教員の熱意と面倒見の良さで
入学後に学力を伸ばせる環境
日本工業大学駒場中学校・高等学校は、近年受験者数が増加し、注目を集めています。工業科時代から大切にしてきた「人柄教育」と「面倒見の良さ」を受け継ぎながら、普通科専一校として教育改革を進めてきたことが、その大きな要因となっています。
さらに、2025年度からは、「国語教育」「学習指導」「キャリア教育・進路指導」「理数教育」「ものつくり教育」「グローバル教育」の六つを教育の柱とする「日駒新教育ハニカム構想」がスタートしました。その成果もあり、今春の大学入試では、京都大学・大阪大学をはじめとした国公立大学に13名、早慶上理に33名が合格。GMARCHへの合格者は129名に達しました(既卒生を含む)。
新教育運営推進室主任の竹内真先生は、「教員が生徒一人ひとりと向き合い、熱意を持って指導する校風の下、入学後に学力を伸ばせる環境が整っていることが本校の特徴です」と説明します。家庭学習を習慣づけるための「ファイトノート」の導入や、朝テスト、補習を実施しているほか、放課後の自習室には東大生を中心としたメンターが常駐し、生徒は自由に質問することができます。
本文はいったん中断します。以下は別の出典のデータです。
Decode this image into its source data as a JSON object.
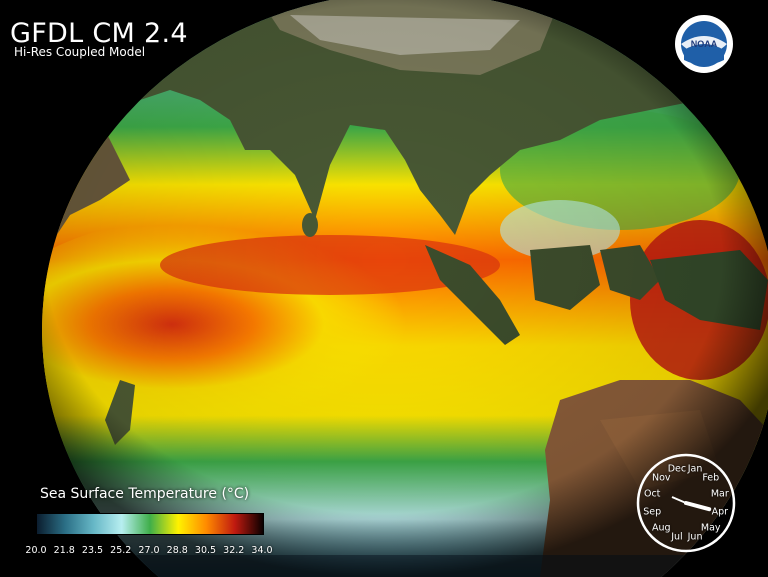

また、難関大学に特化した高校生対象の受験対策プログラム「光風塾」や、中2・3を対象とした「光風塾ジュニア」(ともに選抜制)を設けており、教員や東大生中心の講師による質の高い授業を、教材費を除き無料で受講できます。「生徒それぞれの希望進路の実現に向けて、多様なデータを分析・活用しながら、きめ細かな指導を行っています」(竹内先生)
自習室では、大学生のメンターに質問や相談ができます
伝統ある「ものつくり教育」と
多彩なクラブ活動で人柄を磨く
人柄の形成と学力向上を教育の両輪とする同校では、普通科のみとなった現在も、人柄を育むために「ものつくり」を重視しています。技術の授業では、自転車のパンク修理や木工、陶芸などに取り組んでおり、「実体験を通じて、『ものつくり』の楽しさを感じるとともに、構造を理解したり、思考力を鍛えたりすることも大切にしています」と竹内先生は話します。
また、クラブ活動も人柄を育てるうえで重要な役割を果たしています。同校には46の多種多様なクラブなどがあり、「園芸養蜂部」「ものつくり部(機械班・自動車班・SL班・建築班)」といった珍しいクラブもあります。なかには、園芸養蜂部への入部をきっかけに、「動物の生態について専門的に学びたい」と考え、京都大学へ進学した生徒もいます。
「どの生徒にも、何かに熱中できる場がある―。そんな学校でありたいと考えています。これからも人柄と学力の両面を大切にし、生徒の成長や自立をサポートしていきます」と、竹内先生は強調しました。